アイドルや声優、俳優などを、熱心に応援することを言うそうですが、こうした活動は、昔から存在したと思います。ただし、かつては「追っかけ」とか「オタク」とか言われていて、イケてるイメージはありません。

令和のご時世になり、キャッチーなネーミングを得て、飛躍的にイメージが良くなりました。女性アイドルに限らず、韓流スターや声優、アニメなど範囲も広がり、年齢性別を問わず、堂々と「推し活」を主張できるのは喜ばしい限りです。

すでに多くの人が指摘されていますが、こうした「推し活」は現代における、宗教的な行事に似ていると感じています。

4項目ほど、共通点を挙げてみます。

1.信仰と救い

両者ともに、自分の崇拝・リスペクトする対象を持ち、そこに何らかの「癒し」や「救い」を求めている。アイドルの握手会で感激するファンと、ローマ教皇に拝謁して感激する信者とは、おそらく感激のベクトルは同じ方向を向いています。

2.忠誠心

両者ともに、自分の信じるものに忠誠を誓い、そのためには時間もお金も惜しまない。ライブ会場でグッズを買う行為と、宗教的な寄付や奉仕で得られる満足のベクトルは、おそらく同じ方向です。

3.共同体・コミュニティ

両者ともに、知識や情報を集めて、それを共有することで「コミュニティ」を形成します。価値観が同じであることで、そこには「共感」が生まれます。SNSや掲示板での交流がそれです。仲間意識です。宗教にも同様に、コミュニティが発生します。強い類似を見ることができます。

4.儀式・行事・聖地

宗教活動には儀式や行事があります。「推し活」においては、ライブやイベントがその役割を果たしている。そう見ることが可能です。儀式への参加とイベント参加、この両者の距離は離れていません。アニメなどで特に顕著なのですが、特別な場所を「聖地」として崇める傾向も似ていますね。

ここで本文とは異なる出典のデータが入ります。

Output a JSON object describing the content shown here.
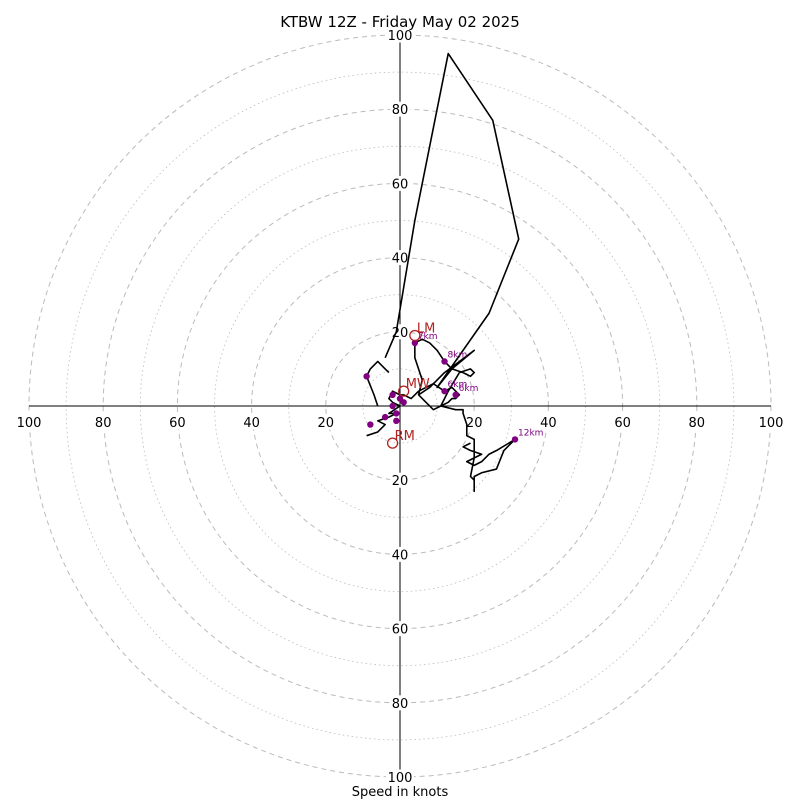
{
  "chart_data": {
    "type": "line",
    "chart_kind": "hodograph",
    "title": "KTBW 12Z - Friday May 02 2025",
    "xlabel": "Speed in knots",
    "range": [
      0,
      100
    ],
    "ring_step_major": 20,
    "ring_step_minor": 10,
    "tick_labels": [
      "20",
      "40",
      "60",
      "80",
      "100"
    ],
    "grid": true,
    "colors": {
      "trace": "#000000",
      "height_points": "#800080",
      "motion_markers": "#b22222",
      "grid": "#bbbbbb"
    },
    "trace_uv": [
      [
        -9,
        -8
      ],
      [
        -6,
        -7
      ],
      [
        -4,
        -5
      ],
      [
        -6,
        -4
      ],
      [
        -3,
        -3
      ],
      [
        -1,
        -2
      ],
      [
        -3,
        -2
      ],
      [
        0,
        0
      ],
      [
        -2,
        1
      ],
      [
        -3,
        2
      ],
      [
        -2,
        4
      ],
      [
        0,
        3
      ],
      [
        1,
        3
      ],
      [
        3,
        2
      ],
      [
        5,
        4
      ],
      [
        7,
        5
      ],
      [
        9,
        6
      ],
      [
        12,
        4
      ],
      [
        14,
        5
      ],
      [
        16,
        3
      ],
      [
        15,
        2
      ],
      [
        14,
        2
      ],
      [
        13,
        1
      ],
      [
        11,
        0
      ],
      [
        9,
        -1
      ],
      [
        7,
        1
      ],
      [
        5,
        3
      ],
      [
        6,
        7
      ],
      [
        4,
        13
      ],
      [
        4,
        17
      ],
      [
        6,
        18
      ],
      [
        8,
        17
      ],
      [
        10,
        15
      ],
      [
        12,
        12
      ],
      [
        14,
        10
      ],
      [
        17,
        9
      ],
      [
        19,
        8
      ],
      [
        20,
        9
      ],
      [
        19,
        10
      ],
      [
        16,
        9
      ],
      [
        13,
        4
      ],
      [
        12,
        2
      ],
      [
        11,
        0
      ],
      [
        15,
        -1
      ],
      [
        17,
        -1
      ],
      [
        17,
        -2
      ],
      [
        18,
        -5
      ],
      [
        18,
        -8
      ],
      [
        20,
        -9
      ],
      [
        20,
        -14
      ],
      [
        19,
        -19
      ],
      [
        20,
        -20
      ],
      [
        20,
        -23
      ],
      [
        20,
        -19
      ],
      [
        22,
        -18
      ],
      [
        26,
        -17
      ],
      [
        28,
        -12
      ],
      [
        30,
        -10
      ],
      [
        31,
        -9
      ],
      [
        26,
        -12
      ],
      [
        24,
        -13
      ],
      [
        22,
        -15
      ],
      [
        20,
        -16
      ],
      [
        18,
        -15
      ],
      [
        22,
        -13
      ],
      [
        19,
        -12
      ],
      [
        17,
        -11
      ],
      [
        19,
        -10
      ]
    ],
    "branch_uv": [
      [
        -6,
        0
      ],
      [
        -7,
        3
      ],
      [
        -9,
        8
      ],
      [
        -8,
        10
      ],
      [
        -7,
        11
      ],
      [
        -6,
        12
      ],
      [
        -4,
        10
      ],
      [
        -3,
        9
      ]
    ],
    "upper_uv": [
      [
        5,
        3
      ],
      [
        8,
        5
      ],
      [
        12,
        9
      ],
      [
        16,
        12
      ],
      [
        20,
        15
      ],
      [
        14,
        10
      ],
      [
        10,
        5
      ],
      [
        24,
        25
      ],
      [
        32,
        45
      ],
      [
        25,
        77
      ],
      [
        13,
        95
      ],
      [
        4,
        50
      ],
      [
        -1,
        20
      ],
      [
        -4,
        13
      ]
    ],
    "height_points": [
      {
        "label": "",
        "u": -9,
        "v": 8
      },
      {
        "label": "",
        "u": -8,
        "v": -5
      },
      {
        "label": "",
        "u": -4,
        "v": -3
      },
      {
        "label": "",
        "u": -1,
        "v": -4
      },
      {
        "label": "",
        "u": -1,
        "v": -2
      },
      {
        "label": "",
        "u": -2,
        "v": 0
      },
      {
        "label": "",
        "u": -2,
        "v": 3
      },
      {
        "label": "",
        "u": 0,
        "v": 2
      },
      {
        "label": "",
        "u": 1,
        "v": 1
      },
      {
        "label": "6km",
        "u": 12,
        "v": 4
      },
      {
        "label": "6km",
        "u": 15,
        "v": 3
      },
      {
        "label": "7km",
        "u": 4,
        "v": 17
      },
      {
        "label": "8km",
        "u": 12,
        "v": 12
      },
      {
        "label": "12km",
        "u": 31,
        "v": -9
      }
    ],
    "motion_markers": [
      {
        "label": "LM",
        "u": 4,
        "v": 19
      },
      {
        "label": "MW",
        "u": 1,
        "v": 4
      },
      {
        "label": "RM",
        "u": -2,
        "v": -10
      }
    ]
  }
}
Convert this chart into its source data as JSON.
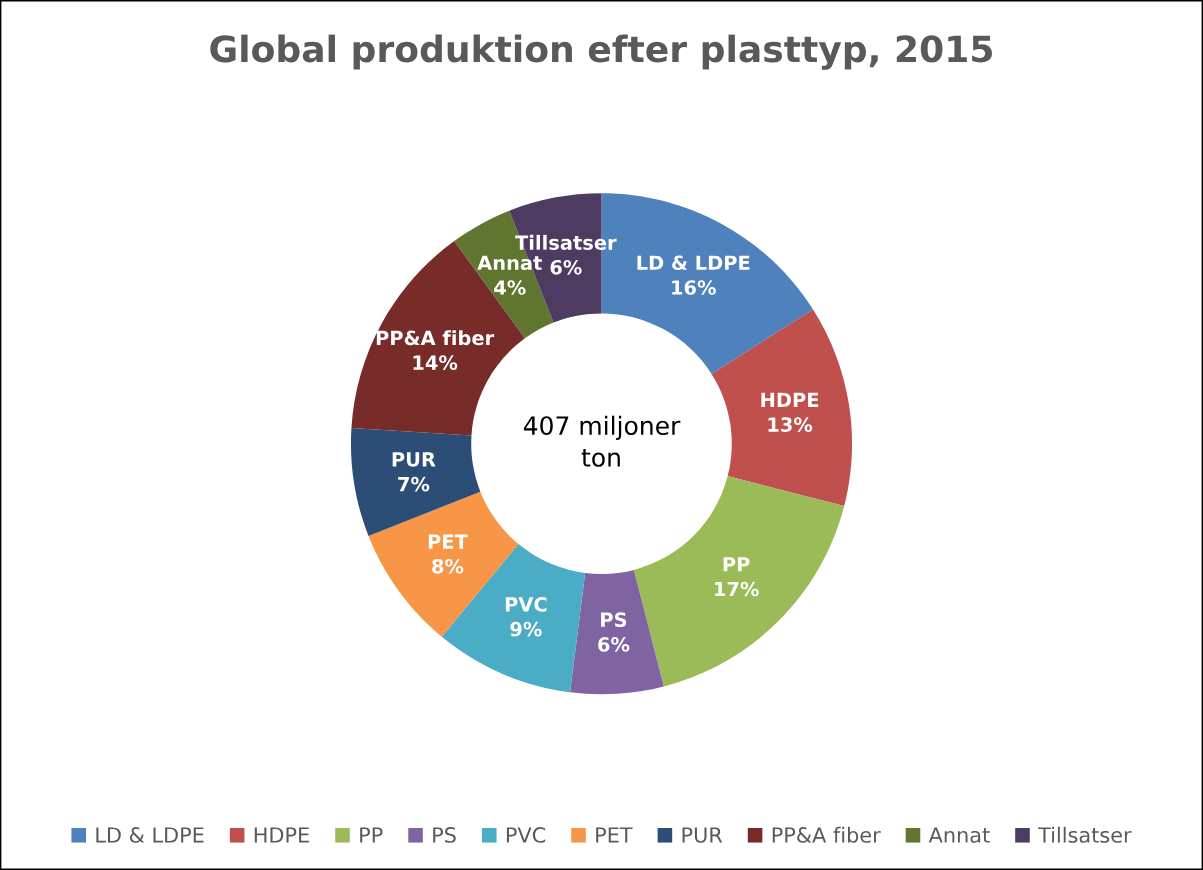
{
  "chart_data": {
    "type": "donut",
    "title": "Global produktion efter plasttyp, 2015",
    "categories": [
      "LD & LDPE",
      "HDPE",
      "PP",
      "PS",
      "PVC",
      "PET",
      "PUR",
      "PP&A fiber",
      "Annat",
      "Tillsatser"
    ],
    "values": [
      16,
      13,
      17,
      6,
      9,
      8,
      7,
      14,
      4,
      6
    ],
    "value_labels": [
      "16%",
      "13%",
      "17%",
      "6%",
      "9%",
      "8%",
      "7%",
      "14%",
      "4%",
      "6%"
    ],
    "colors": [
      "#4f81bd",
      "#c0504d",
      "#9bbb59",
      "#8064a2",
      "#4bacc6",
      "#f79646",
      "#2c4d75",
      "#772c2a",
      "#5f7530",
      "#4d3b62"
    ],
    "annotations": [
      "407 miljoner\nton"
    ],
    "legend": "bottom"
  }
}
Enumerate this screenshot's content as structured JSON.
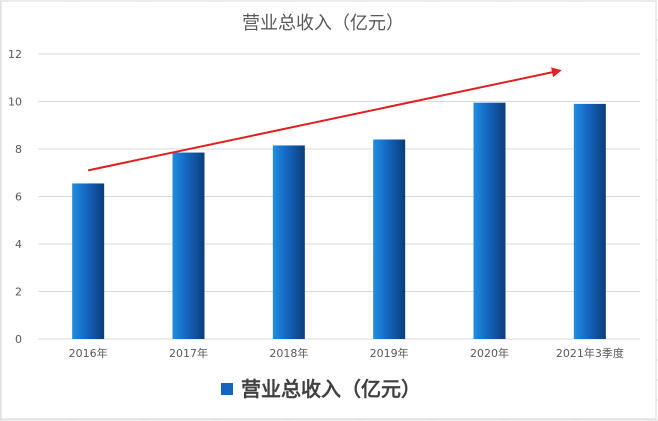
{
  "chart_data": {
    "type": "bar",
    "title": "营业总收入（亿元）",
    "categories": [
      "2016年",
      "2017年",
      "2018年",
      "2019年",
      "2020年",
      "2021年3季度"
    ],
    "series": [
      {
        "name": "营业总收入（亿元）",
        "values": [
          6.55,
          7.85,
          8.15,
          8.4,
          9.95,
          9.9
        ]
      }
    ],
    "ylim": [
      0,
      12
    ],
    "yticks": [
      0,
      2,
      4,
      6,
      8,
      10,
      12
    ],
    "xlabel": "",
    "ylabel": "",
    "grid": true,
    "legend_position": "bottom",
    "trend_arrow": {
      "from": {
        "category": "2016年",
        "value": 7.1
      },
      "to": {
        "category": "2021年3季度",
        "value": 11.3
      },
      "color": "#e02020"
    },
    "colors": {
      "bar_light": "#1f8fe0",
      "bar_dark": "#0b3d78",
      "legend_swatch": "#1565c0",
      "title": "#595959"
    }
  }
}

わたしたちは誰しも、なにかしらの悩みや懸案を抱えて、生きています。

そうした人生の問題に「推し活」が答えを出すのかは正直、疑問もあります。宗教を代替しているとまでは、言えないけれど、「推し活」が宗教の役割を一部担っている、くらいのことは言えるのかもしれません。それくらい、共通点が多い。

「推し活」は幸福度を上げる、という調査結果もあると聞きました。たしかに、知り合いでも「推し」のいる方は、幸せそうな方が多いです。


この動画は、赤い鳥の代表曲「翼をください」です。

ヤマハが主催した音楽コンテストで、オフコースやチューリップなど、名だたる参加者をぶっちぎって優勝した伝説のグループが「赤い鳥」です。

この曲は教科書に掲載されていますから、ほぼ全国民がメロディを知っています。ワールドカップやオリンピックなど、あらゆる機会に、まるで第二国歌のように、スタジアムで数万人が歌います。

その光景には毎回、心から感動します。

音楽には(いや芸能関係すべてにおいて)スピリチュアルな瞬間があるのは、確かなことだと思います。芸能と宗教は、根源的な部分で極めて近い。

「推し活」は時代の要請だと見ています。